Voltage drop targets in practice
Many facilities set a feeder drop target near 3% and a combined feeder-plus-branch target near 5%. At 400 V, a 3% limit equals 12 V. The calculator reports both volts and percent, so you can compare directly with project specifications and commissioning checks.
Current, power factor, and efficiency
When you enter kW, the tool converts to current using I = P /(√3·VLL·PF·η). For example, 60 kW at 480 V, PF 0.90, and η 0.95 produces about 84.2 A. A lower power factor increases current and raises both voltage drop and I²R losses.
Resistance, temperature, and material choice
Conductor resistance changes with operating temperature. Using copper at 40°C instead of 20°C increases resistance by roughly 7.9% with α≈0.00393/°C. Aluminum uses a higher resistivity and a slightly different temperature coefficient, so equal-area aluminum typically yields higher drop unless the size is increased.
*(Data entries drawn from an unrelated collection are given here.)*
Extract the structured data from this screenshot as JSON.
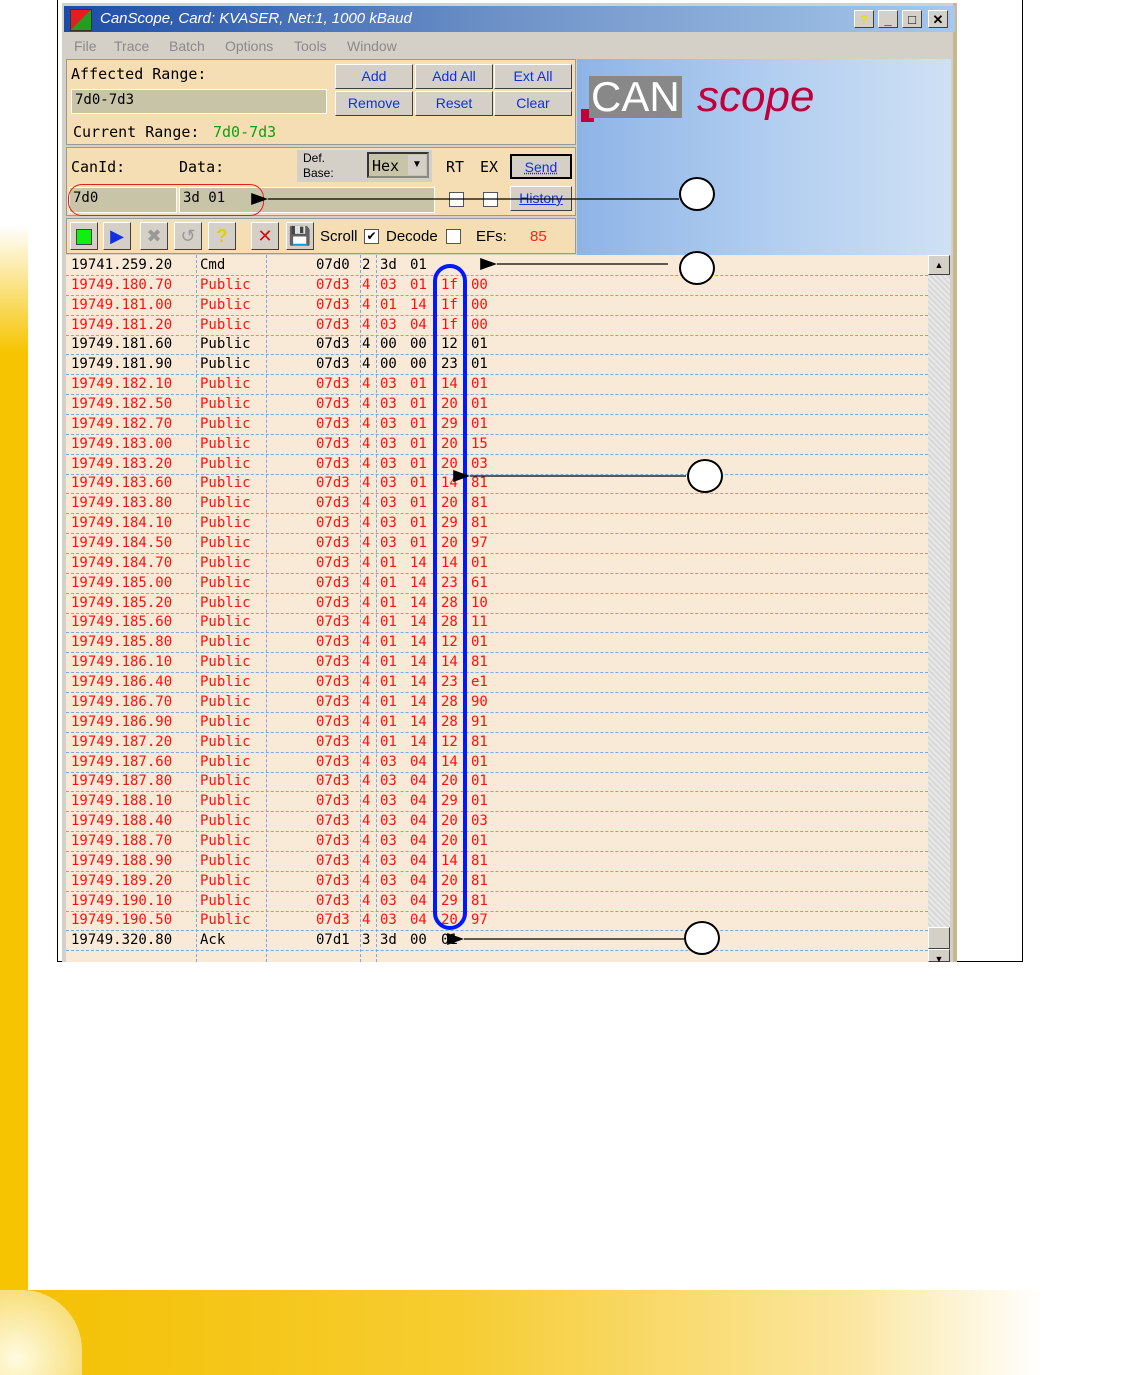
{
  "window": {
    "title": "CanScope, Card: KVASER, Net:1, 1000 kBaud",
    "help": "?",
    "minimize": "_",
    "maximize": "□",
    "close": "✕"
  },
  "menu": [
    "File",
    "Trace",
    "Batch",
    "Options",
    "Tools",
    "Window"
  ],
  "range": {
    "affected_label": "Affected Range:",
    "affected_value": "7d0-7d3",
    "current_label": "Current Range:",
    "current_value": "7d0-7d3",
    "buttons": {
      "add": "Add",
      "add_all": "Add All",
      "ext_all": "Ext All",
      "remove": "Remove",
      "reset": "Reset",
      "clear": "Clear"
    }
  },
  "send": {
    "canid_label": "CanId:",
    "data_label": "Data:",
    "defbase_label1": "Def.",
    "defbase_label2": "Base:",
    "base_value": "Hex",
    "rt_label": "RT",
    "ex_label": "EX",
    "send_button": "Send",
    "history_button": "History",
    "canid_value": "7d0",
    "data_value": "3d 01"
  },
  "toolbar": {
    "scroll_label": "Scroll",
    "scroll_checked": true,
    "decode_label": "Decode",
    "decode_checked": false,
    "efs_label": "EFs:",
    "efs_value": "85"
  },
  "logo": {
    "can": "CAN",
    "scope": "scope"
  },
  "colors": {
    "red": "#ff1010",
    "black": "#000000",
    "highlight": "#0018ff"
  },
  "trace": [
    {
      "time": "19741.259.20",
      "type": "Cmd",
      "id": "07d0",
      "dlc": "2",
      "d": [
        "3d",
        "01",
        "",
        ""
      ],
      "color": "black"
    },
    {
      "time": "19749.180.70",
      "type": "Public",
      "id": "07d3",
      "dlc": "4",
      "d": [
        "03",
        "01",
        "1f",
        "00"
      ],
      "color": "red"
    },
    {
      "time": "19749.181.00",
      "type": "Public",
      "id": "07d3",
      "dlc": "4",
      "d": [
        "01",
        "14",
        "1f",
        "00"
      ],
      "color": "red"
    },
    {
      "time": "19749.181.20",
      "type": "Public",
      "id": "07d3",
      "dlc": "4",
      "d": [
        "03",
        "04",
        "1f",
        "00"
      ],
      "color": "red"
    },
    {
      "time": "19749.181.60",
      "type": "Public",
      "id": "07d3",
      "dlc": "4",
      "d": [
        "00",
        "00",
        "12",
        "01"
      ],
      "color": "black"
    },
    {
      "time": "19749.181.90",
      "type": "Public",
      "id": "07d3",
      "dlc": "4",
      "d": [
        "00",
        "00",
        "23",
        "01"
      ],
      "color": "black"
    },
    {
      "time": "19749.182.10",
      "type": "Public",
      "id": "07d3",
      "dlc": "4",
      "d": [
        "03",
        "01",
        "14",
        "01"
      ],
      "color": "red"
    },
    {
      "time": "19749.182.50",
      "type": "Public",
      "id": "07d3",
      "dlc": "4",
      "d": [
        "03",
        "01",
        "20",
        "01"
      ],
      "color": "red"
    },
    {
      "time": "19749.182.70",
      "type": "Public",
      "id": "07d3",
      "dlc": "4",
      "d": [
        "03",
        "01",
        "29",
        "01"
      ],
      "color": "red"
    },
    {
      "time": "19749.183.00",
      "type": "Public",
      "id": "07d3",
      "dlc": "4",
      "d": [
        "03",
        "01",
        "20",
        "15"
      ],
      "color": "red"
    },
    {
      "time": "19749.183.20",
      "type": "Public",
      "id": "07d3",
      "dlc": "4",
      "d": [
        "03",
        "01",
        "20",
        "03"
      ],
      "color": "red"
    },
    {
      "time": "19749.183.60",
      "type": "Public",
      "id": "07d3",
      "dlc": "4",
      "d": [
        "03",
        "01",
        "14",
        "81"
      ],
      "color": "red"
    },
    {
      "time": "19749.183.80",
      "type": "Public",
      "id": "07d3",
      "dlc": "4",
      "d": [
        "03",
        "01",
        "20",
        "81"
      ],
      "color": "red"
    },
    {
      "time": "19749.184.10",
      "type": "Public",
      "id": "07d3",
      "dlc": "4",
      "d": [
        "03",
        "01",
        "29",
        "81"
      ],
      "color": "red"
    },
    {
      "time": "19749.184.50",
      "type": "Public",
      "id": "07d3",
      "dlc": "4",
      "d": [
        "03",
        "01",
        "20",
        "97"
      ],
      "color": "red"
    },
    {
      "time": "19749.184.70",
      "type": "Public",
      "id": "07d3",
      "dlc": "4",
      "d": [
        "01",
        "14",
        "14",
        "01"
      ],
      "color": "red"
    },
    {
      "time": "19749.185.00",
      "type": "Public",
      "id": "07d3",
      "dlc": "4",
      "d": [
        "01",
        "14",
        "23",
        "61"
      ],
      "color": "red"
    },
    {
      "time": "19749.185.20",
      "type": "Public",
      "id": "07d3",
      "dlc": "4",
      "d": [
        "01",
        "14",
        "28",
        "10"
      ],
      "color": "red"
    },
    {
      "time": "19749.185.60",
      "type": "Public",
      "id": "07d3",
      "dlc": "4",
      "d": [
        "01",
        "14",
        "28",
        "11"
      ],
      "color": "red"
    },
    {
      "time": "19749.185.80",
      "type": "Public",
      "id": "07d3",
      "dlc": "4",
      "d": [
        "01",
        "14",
        "12",
        "01"
      ],
      "color": "red"
    },
    {
      "time": "19749.186.10",
      "type": "Public",
      "id": "07d3",
      "dlc": "4",
      "d": [
        "01",
        "14",
        "14",
        "81"
      ],
      "color": "red"
    },
    {
      "time": "19749.186.40",
      "type": "Public",
      "id": "07d3",
      "dlc": "4",
      "d": [
        "01",
        "14",
        "23",
        "e1"
      ],
      "color": "red"
    },
    {
      "time": "19749.186.70",
      "type": "Public",
      "id": "07d3",
      "dlc": "4",
      "d": [
        "01",
        "14",
        "28",
        "90"
      ],
      "color": "red"
    },
    {
      "time": "19749.186.90",
      "type": "Public",
      "id": "07d3",
      "dlc": "4",
      "d": [
        "01",
        "14",
        "28",
        "91"
      ],
      "color": "red"
    },
    {
      "time": "19749.187.20",
      "type": "Public",
      "id": "07d3",
      "dlc": "4",
      "d": [
        "01",
        "14",
        "12",
        "81"
      ],
      "color": "red"
    },
    {
      "time": "19749.187.60",
      "type": "Public",
      "id": "07d3",
      "dlc": "4",
      "d": [
        "03",
        "04",
        "14",
        "01"
      ],
      "color": "red"
    },
    {
      "time": "19749.187.80",
      "type": "Public",
      "id": "07d3",
      "dlc": "4",
      "d": [
        "03",
        "04",
        "20",
        "01"
      ],
      "color": "red"
    },
    {
      "time": "19749.188.10",
      "type": "Public",
      "id": "07d3",
      "dlc": "4",
      "d": [
        "03",
        "04",
        "29",
        "01"
      ],
      "color": "red"
    },
    {
      "time": "19749.188.40",
      "type": "Public",
      "id": "07d3",
      "dlc": "4",
      "d": [
        "03",
        "04",
        "20",
        "03"
      ],
      "color": "red"
    },
    {
      "time": "19749.188.70",
      "type": "Public",
      "id": "07d3",
      "dlc": "4",
      "d": [
        "03",
        "04",
        "20",
        "01"
      ],
      "color": "red"
    },
    {
      "time": "19749.188.90",
      "type": "Public",
      "id": "07d3",
      "dlc": "4",
      "d": [
        "03",
        "04",
        "14",
        "81"
      ],
      "color": "red"
    },
    {
      "time": "19749.189.20",
      "type": "Public",
      "id": "07d3",
      "dlc": "4",
      "d": [
        "03",
        "04",
        "20",
        "81"
      ],
      "color": "red"
    },
    {
      "time": "19749.190.10",
      "type": "Public",
      "id": "07d3",
      "dlc": "4",
      "d": [
        "03",
        "04",
        "29",
        "81"
      ],
      "color": "red"
    },
    {
      "time": "19749.190.50",
      "type": "Public",
      "id": "07d3",
      "dlc": "4",
      "d": [
        "03",
        "04",
        "20",
        "97"
      ],
      "color": "red"
    },
    {
      "time": "19749.320.80",
      "type": "Ack",
      "id": "07d1",
      "dlc": "3",
      "d": [
        "3d",
        "00",
        "01",
        ""
      ],
      "color": "black"
    }
  ]
}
Reactance assumptions and leading power factor
For planning, typical cable reactance ranges around 0.08–0.09 Ω/km for close-spaced cables, while overhead lines can be far higher depending on spacing. The drop term uses R·cosφ ± X·sinφ. With leading PF, the reactive term can reduce the net drop, and in rare cases the receiving voltage can rise slightly.
Parallel runs and scaling behavior
Parallel conductors divide both R and X by the number of runs, assuming equal sharing. Two identical runs halve impedance, cutting voltage drop roughly in half at the same current. Losses also drop because Ploss = 3·I²·R, and R falls with each added parallel path. If losses are 2 kW during 3,000 hours annually, wasted energy is 6,000 kWh, significantly impacting operating cost.
Using results for sizing decisions
The maximum-length output estimates how far you can run before reaching the allowable percent drop at the entered load. If your actual length exceeds that value, increase conductor size, add parallel runs, improve power factor, or raise system voltage. Always validate with manufacturer impedance data for final design.